Ayelet NoffBack in January, when I attended Seedcamp Tel Aviv, I wrote about some of the priceless tips that investors shared with the startups there.  In a similar panel discussion at Seedcamp Paris, Parisian investors and VCs shared more valuable tips.  Among the investors in the panel discussion, which was moderated by Index Ventures’  Saul Klein, were Anne Gousset of Paris Développement (an incubator), Chipper Boulas of Boulas Ventures, Luis Courtot of Courtot Ventures, Xavier Lazarus of Elaia Partners and Philippe Colombel of Partech VC. It was interesting to hear what they all had to say.

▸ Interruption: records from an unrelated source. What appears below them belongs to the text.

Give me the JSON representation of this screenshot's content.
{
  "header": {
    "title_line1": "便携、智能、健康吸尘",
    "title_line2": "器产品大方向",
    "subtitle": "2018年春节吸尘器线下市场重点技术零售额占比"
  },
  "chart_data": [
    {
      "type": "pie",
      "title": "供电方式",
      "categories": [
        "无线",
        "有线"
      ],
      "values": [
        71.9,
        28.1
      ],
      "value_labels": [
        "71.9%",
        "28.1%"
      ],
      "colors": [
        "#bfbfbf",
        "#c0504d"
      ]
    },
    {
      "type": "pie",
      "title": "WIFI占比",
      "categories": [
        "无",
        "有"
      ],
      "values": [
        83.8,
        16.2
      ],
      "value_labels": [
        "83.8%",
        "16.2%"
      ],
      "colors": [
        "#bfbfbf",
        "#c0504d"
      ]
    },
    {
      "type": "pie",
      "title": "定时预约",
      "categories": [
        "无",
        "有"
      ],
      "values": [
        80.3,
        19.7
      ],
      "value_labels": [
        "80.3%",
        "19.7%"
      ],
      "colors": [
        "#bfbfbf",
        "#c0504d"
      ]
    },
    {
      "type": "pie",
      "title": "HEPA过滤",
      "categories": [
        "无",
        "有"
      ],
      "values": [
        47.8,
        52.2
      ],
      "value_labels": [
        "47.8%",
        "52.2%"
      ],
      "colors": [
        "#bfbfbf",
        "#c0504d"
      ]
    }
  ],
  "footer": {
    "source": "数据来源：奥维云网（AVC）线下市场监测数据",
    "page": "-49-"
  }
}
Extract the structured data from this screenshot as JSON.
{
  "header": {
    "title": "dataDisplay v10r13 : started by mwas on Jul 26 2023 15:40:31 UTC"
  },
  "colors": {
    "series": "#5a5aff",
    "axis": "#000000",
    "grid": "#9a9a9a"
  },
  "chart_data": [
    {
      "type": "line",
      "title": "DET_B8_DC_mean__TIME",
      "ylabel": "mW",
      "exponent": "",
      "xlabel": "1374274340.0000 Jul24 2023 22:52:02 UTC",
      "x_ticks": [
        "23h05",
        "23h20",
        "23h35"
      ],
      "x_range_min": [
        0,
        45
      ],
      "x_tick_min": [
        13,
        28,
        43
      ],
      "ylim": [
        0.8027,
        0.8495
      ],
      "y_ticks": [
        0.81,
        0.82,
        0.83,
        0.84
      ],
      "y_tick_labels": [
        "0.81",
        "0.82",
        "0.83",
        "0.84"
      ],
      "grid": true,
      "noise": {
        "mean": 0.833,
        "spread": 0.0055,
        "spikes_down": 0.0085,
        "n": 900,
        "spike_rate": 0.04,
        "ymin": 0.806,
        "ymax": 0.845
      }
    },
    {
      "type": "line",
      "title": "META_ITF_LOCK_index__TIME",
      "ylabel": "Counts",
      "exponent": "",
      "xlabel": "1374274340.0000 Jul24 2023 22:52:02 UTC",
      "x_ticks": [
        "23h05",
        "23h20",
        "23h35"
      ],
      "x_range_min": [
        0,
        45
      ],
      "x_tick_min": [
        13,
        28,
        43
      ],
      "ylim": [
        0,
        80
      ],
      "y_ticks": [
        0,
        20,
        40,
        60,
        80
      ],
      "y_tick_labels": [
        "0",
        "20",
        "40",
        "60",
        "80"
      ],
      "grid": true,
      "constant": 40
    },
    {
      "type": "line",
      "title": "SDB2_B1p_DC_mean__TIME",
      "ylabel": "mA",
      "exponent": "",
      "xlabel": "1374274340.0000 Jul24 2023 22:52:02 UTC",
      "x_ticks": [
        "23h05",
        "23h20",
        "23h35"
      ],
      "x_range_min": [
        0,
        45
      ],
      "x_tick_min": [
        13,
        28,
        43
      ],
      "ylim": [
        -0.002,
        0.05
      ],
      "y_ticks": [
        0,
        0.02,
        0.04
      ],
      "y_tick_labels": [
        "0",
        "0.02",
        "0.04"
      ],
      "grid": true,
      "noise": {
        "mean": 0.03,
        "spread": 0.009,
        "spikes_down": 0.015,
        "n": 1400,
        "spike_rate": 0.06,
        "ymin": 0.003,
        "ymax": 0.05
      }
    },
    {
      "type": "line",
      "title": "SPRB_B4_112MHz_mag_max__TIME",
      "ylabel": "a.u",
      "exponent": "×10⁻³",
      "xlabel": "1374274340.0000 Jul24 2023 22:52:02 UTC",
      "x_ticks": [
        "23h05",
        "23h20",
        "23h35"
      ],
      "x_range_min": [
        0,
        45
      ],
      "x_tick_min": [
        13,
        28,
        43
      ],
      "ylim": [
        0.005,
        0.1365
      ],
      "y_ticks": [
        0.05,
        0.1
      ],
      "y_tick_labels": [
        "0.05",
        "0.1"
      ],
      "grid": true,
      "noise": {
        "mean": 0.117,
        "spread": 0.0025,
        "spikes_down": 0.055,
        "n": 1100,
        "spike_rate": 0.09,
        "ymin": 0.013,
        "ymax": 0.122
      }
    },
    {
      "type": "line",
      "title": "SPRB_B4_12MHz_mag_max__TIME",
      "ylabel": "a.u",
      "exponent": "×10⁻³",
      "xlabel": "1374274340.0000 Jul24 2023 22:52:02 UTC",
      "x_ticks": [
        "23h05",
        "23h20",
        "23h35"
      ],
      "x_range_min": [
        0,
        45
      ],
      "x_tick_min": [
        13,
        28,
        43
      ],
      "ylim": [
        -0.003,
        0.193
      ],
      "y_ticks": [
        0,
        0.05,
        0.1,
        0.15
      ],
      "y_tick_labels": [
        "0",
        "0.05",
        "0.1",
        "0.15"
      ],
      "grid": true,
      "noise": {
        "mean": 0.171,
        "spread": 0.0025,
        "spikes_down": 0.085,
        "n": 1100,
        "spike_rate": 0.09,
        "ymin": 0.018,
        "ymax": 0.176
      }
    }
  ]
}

The investors in Tel Aviv spoke a little bit about the current economic crisis. However, in Paris last month this crisis seemed to be a focal point of the investors’ discussion. Xavier of Elaia Partners brought up the point, right off the bat, that many companies that would have easily been funded a couple of years ago are now dealing with a much higher hurdle. Startups now not only need to show that they have a great product but also that it is sustainable, because nobody knows how much time it will take for the economy to improve.

Luis expanded on this, saying that now it is important for startups to demonstrate “proof of concept.” He said that a couple of years ago, as an investor you could simply fall in love with a product or service. However, he said, “today there is still love in the air but you need to demonstrate proof.”